DEERFIELD, Ill. — Walgreens Boots Alliance will be emphasizing improved front-end margin contributions across its U.S. Walgreens store base once the merger is complete, mirroring the peformance of its U.K. store base Boots, in an effort to counter margin pressures from the pharmacy side of the business.
"The pressure on the pharmacy is a global issue," Stefano Pessina, executive vice chairman Walgreens Boots Alliance, told analysts Wednesday morning. "Everywhere in the world the margins of the pharmacy are under pressure," he said. "Twenty years ago, Boots, as you know, was making its money on the pharmacy — so 75% of the profit of Boots was coming from the pharmacy. Today, 75% comes from the front of the store. Are the pharmacies losing money? Not at all. They are still very profitable in Boots because the margin has suffered, but of course they are selling much more, so they are still very profitable."
To combat restricting margins, Boots developed the front of the store into what it is today — one of the premier shopping experiences in the United Kingdom.

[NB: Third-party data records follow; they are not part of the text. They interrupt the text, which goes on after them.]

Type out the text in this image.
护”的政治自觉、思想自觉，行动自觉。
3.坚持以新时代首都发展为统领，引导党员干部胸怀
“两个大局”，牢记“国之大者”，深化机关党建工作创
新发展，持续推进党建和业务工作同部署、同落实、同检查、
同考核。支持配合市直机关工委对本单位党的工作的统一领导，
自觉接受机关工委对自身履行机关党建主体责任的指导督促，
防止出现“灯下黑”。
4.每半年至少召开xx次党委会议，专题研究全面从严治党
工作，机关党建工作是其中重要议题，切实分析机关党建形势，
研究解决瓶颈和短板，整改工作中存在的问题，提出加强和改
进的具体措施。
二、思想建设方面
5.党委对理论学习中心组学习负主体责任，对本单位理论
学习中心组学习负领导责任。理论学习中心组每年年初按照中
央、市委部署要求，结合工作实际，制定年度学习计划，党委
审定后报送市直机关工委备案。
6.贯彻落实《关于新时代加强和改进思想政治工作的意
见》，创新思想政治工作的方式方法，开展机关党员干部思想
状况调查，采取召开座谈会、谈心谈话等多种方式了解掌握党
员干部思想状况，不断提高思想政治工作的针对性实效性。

"There's real opportunity in the front of our store," said Greg Wasson, president and CEO of Walgreens Boots Alliance."[Boots'] operating margins are significantly higher than what ours are, and that's primarily as a result of that front-end business. So we do think that there is opportunity to drive operating margin out of our front-end business," he said. "I feel confident with what we've been doing so far, the proof points we've seen that there's opportunity there. ... If we look across the Pond to the Boots model, we have some similar opportunities at the front end of our store."
"This is what will happen in the United States," Pessina said. "I can assure you that after the merger, we will have a step up in the margins of the front of the store. You will start to see it growing from next year on. ... We have clear plans for it."